Why Doesn't this code do what I think it should

DaftVader · February 20, 2021, 11:11pm

I am experimenting with this code that I got from the net,
I am trying to get better at SQL so would like to understand why this does not do what it seems it should.
I am running it against a over 10million row table which I noticed had several duplicate rows .
The Code:
select * from boilerdata where ReadingDate in (
select ReadingDate from boilerdata
group by ReadingDate having count(*)=6
)

I believe This should return any duplicate Datetimes, where specifically there are 6 duplicates for a particular DateTime Grouped together.
BTW the =6 is just an example I have tried >n or =n with several numbers but all give me similar unexpected results.
The Table consists of 2 rows added every minute 24/7 so there are always 2 of any datetime anyway,
(I don't think this is good so I am thinking of just changing that to one row per
minute ). But I digress.
So I could go on about all the results I have had but mainly it works better if I use an = rather than a >
So with this example I got several groups of 6 + several groups of 4 + about 30 groups of 2 at the end.
I can't explain this at all ! I only asked for 6 anyway but got the 4's as well? that's hard enough to explain but why the 30 or so groups of 2 ? there are millions of groups of 2 in the table!
I would appreciate any help , hopefully I might learn something.

Thanks

ScottPletcher · February 21, 2021, 4:44am

Usable sample data -- create table and insert statement(s) -- would be much easier to understand so that we can help you by providing actual code.

yosiasz · February 21, 2021, 5:29am

What column(s) make a row duplicate for this as @ScottPletcher recommended we need to see yoir table structure and some sample data that shows us what constitutes a dup.

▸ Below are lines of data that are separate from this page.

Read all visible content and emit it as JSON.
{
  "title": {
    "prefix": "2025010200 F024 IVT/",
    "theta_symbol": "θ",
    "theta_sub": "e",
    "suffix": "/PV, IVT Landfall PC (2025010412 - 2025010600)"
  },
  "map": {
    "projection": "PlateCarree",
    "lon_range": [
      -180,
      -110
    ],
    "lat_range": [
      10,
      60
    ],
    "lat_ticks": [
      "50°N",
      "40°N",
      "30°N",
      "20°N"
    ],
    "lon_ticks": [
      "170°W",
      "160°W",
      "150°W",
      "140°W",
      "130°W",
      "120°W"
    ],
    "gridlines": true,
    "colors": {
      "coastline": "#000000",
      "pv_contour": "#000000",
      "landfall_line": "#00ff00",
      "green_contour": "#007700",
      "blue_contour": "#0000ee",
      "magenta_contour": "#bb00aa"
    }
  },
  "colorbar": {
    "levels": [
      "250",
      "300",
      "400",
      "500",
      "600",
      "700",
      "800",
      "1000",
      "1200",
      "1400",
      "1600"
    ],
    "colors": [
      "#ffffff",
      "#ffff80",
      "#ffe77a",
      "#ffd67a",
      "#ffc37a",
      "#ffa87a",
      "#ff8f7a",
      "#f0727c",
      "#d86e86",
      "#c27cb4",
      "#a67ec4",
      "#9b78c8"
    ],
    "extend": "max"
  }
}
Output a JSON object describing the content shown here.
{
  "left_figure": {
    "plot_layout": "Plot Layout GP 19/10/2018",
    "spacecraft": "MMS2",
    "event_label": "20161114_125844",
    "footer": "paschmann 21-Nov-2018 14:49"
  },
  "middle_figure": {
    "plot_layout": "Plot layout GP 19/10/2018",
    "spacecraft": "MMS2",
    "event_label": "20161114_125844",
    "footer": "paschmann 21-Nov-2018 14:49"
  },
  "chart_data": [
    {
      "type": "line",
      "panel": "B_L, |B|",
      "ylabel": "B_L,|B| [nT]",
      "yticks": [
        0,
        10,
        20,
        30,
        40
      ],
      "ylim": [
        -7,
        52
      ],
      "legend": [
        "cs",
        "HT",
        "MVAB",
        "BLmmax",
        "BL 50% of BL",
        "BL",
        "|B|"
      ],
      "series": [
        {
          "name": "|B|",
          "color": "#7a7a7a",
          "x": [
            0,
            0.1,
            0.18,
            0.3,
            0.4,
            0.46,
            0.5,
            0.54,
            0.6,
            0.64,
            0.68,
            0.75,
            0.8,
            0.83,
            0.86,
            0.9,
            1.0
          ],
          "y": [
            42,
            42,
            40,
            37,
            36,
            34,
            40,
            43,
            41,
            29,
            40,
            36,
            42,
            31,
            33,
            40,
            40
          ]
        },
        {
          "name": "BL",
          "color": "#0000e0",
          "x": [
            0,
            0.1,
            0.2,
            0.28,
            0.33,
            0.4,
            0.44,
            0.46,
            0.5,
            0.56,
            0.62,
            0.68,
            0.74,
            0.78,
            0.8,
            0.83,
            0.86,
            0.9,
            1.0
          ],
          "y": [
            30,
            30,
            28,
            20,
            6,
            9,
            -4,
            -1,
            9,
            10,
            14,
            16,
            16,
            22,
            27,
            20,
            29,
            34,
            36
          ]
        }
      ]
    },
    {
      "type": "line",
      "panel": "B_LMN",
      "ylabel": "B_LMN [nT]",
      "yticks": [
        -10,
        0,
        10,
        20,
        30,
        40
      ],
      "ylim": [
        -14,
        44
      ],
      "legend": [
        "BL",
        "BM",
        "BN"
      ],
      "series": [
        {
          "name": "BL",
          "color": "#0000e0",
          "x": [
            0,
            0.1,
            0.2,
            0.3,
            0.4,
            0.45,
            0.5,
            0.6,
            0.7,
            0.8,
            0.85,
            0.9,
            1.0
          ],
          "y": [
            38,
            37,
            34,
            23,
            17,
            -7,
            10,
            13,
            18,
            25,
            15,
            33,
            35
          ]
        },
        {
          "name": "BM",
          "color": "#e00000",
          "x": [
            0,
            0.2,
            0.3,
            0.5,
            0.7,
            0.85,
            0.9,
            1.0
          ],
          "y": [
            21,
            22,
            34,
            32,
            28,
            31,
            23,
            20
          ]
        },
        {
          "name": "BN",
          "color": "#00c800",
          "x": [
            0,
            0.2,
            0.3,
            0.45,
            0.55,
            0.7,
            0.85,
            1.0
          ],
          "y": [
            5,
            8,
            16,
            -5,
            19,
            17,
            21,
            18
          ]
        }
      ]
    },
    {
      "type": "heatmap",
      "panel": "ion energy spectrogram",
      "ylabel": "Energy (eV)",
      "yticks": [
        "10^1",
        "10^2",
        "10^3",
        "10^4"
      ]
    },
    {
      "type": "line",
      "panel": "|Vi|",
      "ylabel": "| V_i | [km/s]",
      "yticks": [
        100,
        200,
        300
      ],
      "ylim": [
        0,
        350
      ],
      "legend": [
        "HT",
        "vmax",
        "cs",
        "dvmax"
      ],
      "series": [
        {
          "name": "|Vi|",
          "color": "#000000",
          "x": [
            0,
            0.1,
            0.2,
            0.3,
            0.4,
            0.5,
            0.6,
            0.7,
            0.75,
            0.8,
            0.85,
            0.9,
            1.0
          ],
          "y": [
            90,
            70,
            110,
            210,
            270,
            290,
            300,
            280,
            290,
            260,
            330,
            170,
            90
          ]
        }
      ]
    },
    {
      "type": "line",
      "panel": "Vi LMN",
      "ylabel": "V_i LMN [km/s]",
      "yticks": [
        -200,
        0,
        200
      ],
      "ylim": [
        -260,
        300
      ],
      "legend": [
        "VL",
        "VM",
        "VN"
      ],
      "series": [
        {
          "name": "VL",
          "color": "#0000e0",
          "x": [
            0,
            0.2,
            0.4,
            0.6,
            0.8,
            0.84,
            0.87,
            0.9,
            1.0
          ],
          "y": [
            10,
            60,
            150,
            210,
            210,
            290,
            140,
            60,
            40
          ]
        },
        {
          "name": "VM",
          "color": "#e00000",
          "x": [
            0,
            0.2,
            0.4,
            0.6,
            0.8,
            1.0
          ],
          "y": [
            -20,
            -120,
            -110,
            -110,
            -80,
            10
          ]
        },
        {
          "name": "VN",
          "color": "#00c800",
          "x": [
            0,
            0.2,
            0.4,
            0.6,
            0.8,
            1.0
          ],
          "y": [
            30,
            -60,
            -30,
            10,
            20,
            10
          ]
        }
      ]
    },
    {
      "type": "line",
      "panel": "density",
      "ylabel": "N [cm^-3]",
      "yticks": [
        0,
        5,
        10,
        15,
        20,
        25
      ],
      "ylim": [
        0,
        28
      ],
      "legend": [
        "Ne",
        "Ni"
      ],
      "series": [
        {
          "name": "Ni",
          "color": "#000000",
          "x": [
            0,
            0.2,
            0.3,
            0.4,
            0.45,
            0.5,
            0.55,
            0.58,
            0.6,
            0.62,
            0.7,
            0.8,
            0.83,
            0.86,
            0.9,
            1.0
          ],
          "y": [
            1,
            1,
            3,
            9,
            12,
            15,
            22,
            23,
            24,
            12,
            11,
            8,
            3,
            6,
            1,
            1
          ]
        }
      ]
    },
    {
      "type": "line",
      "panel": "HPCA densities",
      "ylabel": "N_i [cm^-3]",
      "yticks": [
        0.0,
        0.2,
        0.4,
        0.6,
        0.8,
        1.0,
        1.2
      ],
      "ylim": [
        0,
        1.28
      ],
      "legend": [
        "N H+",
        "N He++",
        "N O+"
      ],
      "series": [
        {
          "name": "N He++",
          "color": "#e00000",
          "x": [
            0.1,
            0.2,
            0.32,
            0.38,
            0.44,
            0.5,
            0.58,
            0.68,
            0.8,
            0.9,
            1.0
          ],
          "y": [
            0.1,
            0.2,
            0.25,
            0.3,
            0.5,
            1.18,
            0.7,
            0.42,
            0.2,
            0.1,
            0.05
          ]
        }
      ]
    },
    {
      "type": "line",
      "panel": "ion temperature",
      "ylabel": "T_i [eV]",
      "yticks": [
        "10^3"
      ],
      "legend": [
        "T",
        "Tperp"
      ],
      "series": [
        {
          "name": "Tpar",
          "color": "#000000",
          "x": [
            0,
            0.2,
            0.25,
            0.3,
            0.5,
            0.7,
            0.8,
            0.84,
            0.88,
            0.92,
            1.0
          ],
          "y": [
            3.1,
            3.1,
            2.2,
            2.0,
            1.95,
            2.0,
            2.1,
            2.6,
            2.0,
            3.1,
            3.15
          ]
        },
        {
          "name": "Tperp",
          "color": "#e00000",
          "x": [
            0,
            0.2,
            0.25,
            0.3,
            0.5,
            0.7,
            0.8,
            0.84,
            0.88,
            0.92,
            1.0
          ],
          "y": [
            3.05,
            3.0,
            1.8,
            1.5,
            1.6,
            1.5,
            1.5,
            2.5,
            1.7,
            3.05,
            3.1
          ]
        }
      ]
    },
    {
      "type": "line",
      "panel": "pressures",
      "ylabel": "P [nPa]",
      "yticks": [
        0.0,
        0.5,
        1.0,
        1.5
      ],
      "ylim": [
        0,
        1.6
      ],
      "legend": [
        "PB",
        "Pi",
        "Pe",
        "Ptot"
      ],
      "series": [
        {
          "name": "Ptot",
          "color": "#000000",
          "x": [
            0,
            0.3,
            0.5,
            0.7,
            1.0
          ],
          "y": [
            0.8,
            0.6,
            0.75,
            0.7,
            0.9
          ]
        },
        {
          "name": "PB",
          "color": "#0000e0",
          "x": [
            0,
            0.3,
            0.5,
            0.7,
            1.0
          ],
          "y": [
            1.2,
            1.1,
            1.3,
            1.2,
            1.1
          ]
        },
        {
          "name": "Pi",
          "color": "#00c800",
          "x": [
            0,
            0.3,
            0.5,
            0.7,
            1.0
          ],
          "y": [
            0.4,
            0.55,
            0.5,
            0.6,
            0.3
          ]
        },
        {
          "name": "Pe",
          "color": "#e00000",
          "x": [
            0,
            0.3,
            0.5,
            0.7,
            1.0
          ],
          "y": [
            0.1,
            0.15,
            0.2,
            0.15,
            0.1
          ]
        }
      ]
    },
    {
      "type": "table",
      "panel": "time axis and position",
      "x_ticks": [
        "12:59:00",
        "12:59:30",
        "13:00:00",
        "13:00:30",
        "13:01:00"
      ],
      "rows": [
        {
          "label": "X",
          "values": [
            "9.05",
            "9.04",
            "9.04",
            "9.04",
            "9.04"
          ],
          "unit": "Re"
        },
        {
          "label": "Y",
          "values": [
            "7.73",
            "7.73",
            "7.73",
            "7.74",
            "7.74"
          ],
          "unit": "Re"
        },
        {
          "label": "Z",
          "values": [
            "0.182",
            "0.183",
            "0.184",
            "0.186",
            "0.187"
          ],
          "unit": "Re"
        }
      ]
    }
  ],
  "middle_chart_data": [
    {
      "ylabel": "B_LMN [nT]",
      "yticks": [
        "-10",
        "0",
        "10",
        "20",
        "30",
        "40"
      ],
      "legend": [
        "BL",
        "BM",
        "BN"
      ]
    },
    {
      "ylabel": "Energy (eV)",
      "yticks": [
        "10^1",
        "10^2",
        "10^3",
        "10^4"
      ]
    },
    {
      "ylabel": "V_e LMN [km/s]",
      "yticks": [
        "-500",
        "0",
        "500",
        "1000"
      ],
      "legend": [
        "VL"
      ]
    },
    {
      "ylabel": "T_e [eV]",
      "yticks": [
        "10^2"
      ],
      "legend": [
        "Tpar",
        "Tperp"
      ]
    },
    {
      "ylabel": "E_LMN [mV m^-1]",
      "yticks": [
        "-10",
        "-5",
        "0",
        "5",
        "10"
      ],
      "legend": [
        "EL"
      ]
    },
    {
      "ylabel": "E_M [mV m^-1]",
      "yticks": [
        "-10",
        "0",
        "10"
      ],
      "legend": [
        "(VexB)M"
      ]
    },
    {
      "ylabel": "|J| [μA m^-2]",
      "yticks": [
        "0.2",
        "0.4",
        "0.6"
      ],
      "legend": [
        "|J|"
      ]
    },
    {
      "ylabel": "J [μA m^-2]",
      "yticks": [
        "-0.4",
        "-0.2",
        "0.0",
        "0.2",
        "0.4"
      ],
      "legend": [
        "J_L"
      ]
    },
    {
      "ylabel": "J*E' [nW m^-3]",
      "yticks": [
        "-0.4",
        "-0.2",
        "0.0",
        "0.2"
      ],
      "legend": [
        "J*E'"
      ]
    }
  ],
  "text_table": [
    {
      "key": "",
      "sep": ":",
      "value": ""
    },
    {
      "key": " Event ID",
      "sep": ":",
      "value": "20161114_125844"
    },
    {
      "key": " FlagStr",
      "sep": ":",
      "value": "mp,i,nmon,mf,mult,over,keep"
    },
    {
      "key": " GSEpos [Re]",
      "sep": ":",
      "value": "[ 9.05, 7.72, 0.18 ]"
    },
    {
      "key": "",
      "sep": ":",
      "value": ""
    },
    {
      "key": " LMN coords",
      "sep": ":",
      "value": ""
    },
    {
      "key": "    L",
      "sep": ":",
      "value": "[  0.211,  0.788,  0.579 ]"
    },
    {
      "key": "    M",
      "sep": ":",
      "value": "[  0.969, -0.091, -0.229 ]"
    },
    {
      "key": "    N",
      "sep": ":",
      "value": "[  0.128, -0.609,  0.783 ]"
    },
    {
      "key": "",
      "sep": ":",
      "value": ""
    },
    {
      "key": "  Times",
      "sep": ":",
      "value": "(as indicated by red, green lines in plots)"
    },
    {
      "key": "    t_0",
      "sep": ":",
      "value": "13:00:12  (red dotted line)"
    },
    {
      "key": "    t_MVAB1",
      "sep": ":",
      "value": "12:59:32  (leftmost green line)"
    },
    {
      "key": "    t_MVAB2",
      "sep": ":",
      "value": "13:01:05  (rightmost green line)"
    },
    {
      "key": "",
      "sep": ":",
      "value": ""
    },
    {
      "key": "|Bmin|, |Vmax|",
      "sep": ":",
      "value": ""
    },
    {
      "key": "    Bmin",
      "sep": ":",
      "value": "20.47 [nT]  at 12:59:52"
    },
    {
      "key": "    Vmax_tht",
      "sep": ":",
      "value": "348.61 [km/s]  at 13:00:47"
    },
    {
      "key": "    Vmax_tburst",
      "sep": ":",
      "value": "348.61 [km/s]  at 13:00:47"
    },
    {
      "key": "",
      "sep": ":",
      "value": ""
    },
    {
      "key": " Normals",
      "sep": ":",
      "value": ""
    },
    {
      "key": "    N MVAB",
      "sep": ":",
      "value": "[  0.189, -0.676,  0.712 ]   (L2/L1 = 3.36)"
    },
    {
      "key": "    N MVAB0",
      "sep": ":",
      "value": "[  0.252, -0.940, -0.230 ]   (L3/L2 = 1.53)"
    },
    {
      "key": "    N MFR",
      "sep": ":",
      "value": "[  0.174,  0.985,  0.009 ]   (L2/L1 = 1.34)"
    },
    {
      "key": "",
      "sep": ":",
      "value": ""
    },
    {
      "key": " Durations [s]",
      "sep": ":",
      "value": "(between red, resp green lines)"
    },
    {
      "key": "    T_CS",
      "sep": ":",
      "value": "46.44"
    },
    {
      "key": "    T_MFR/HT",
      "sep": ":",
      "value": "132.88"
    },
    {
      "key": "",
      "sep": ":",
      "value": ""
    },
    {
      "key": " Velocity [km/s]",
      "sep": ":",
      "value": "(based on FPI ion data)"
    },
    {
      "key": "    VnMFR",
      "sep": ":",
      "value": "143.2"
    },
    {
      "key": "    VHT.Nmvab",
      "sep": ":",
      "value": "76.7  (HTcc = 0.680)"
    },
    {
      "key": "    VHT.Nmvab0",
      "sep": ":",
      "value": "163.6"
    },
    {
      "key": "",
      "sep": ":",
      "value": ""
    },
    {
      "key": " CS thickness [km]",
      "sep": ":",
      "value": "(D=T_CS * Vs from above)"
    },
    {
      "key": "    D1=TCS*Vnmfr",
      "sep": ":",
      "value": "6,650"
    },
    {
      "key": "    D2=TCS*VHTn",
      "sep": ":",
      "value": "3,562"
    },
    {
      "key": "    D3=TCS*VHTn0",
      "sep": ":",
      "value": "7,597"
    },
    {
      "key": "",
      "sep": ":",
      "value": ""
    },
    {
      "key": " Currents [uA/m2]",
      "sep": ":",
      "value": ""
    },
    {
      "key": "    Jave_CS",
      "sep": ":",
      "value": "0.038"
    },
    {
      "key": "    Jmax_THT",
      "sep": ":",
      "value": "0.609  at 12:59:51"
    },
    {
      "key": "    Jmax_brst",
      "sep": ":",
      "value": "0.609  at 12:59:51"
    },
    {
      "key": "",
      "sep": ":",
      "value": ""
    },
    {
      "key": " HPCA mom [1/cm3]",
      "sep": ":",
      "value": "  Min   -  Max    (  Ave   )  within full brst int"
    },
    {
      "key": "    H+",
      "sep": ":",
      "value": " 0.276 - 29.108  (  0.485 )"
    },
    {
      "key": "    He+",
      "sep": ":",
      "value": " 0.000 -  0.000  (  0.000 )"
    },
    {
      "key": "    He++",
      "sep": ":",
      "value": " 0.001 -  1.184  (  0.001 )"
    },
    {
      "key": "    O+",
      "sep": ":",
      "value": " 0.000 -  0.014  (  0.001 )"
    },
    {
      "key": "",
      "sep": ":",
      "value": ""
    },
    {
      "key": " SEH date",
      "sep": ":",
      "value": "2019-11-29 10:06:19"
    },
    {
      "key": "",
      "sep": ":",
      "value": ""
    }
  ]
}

Or give us full access to your sql server

DaftVader · February 21, 2021, 11:47am

Hi and thanks.
This is the create Table code:
USE [Sensors]
GO

/****** Object: Table [dbo].[BoilerData] Script Date: 21/02/2021 11:44:10 ******/
SET ANSI_NULLS ON
GO

SET QUOTED_IDENTIFIER ON
GO

CREATE TABLE [dbo].[BoilerData](
[ID] [int] NOT NULL,
[Temperature] [decimal](5, 2) NOT NULL,
[BoilerState] [int] NOT NULL,
[ReadingDate] [datetime] NOT NULL,
[LatchValue] [int] NULL,
[Room] nvarchar NULL,

CONSTRAINT [PK_BoilerData_1] PRIMARY KEY CLUSTERED
(
[ID] ASC
)WITH (PAD_INDEX = OFF, STATISTICS_NORECOMPUTE = OFF, IGNORE_DUP_KEY = OFF, ALLOW_ROW_LOCKS = ON, ALLOW_PAGE_LOCKS = ON) ON [PRIMARY]
) ON [PRIMARY]
GO

DaftVader · February 21, 2021, 11:52am

This is the first 4 rows of the Table hope this is uploaded OK!
DB sample

DaftVader · February 21, 2021, 11:53am

As you can see the ReadingDate is the column that is duplicated

yosiasz · February 21, 2021, 3:19pm

That is not a duplicate.
The other column Room, shows different data as well as other columns. So you need to provide us more clearer requirements Vader, use the force

DaftVader · February 21, 2021, 10:59pm

Ah! Perhaps I got confused, Yes the row is not a duplicate but the Datetime is.
The code I quoted is looking for duplicate Datetimes
Or that's what it looks like to me?

yosiasz · February 22, 2021, 12:16am

duplication is based not on just one column. So which row do you want to see from the dups?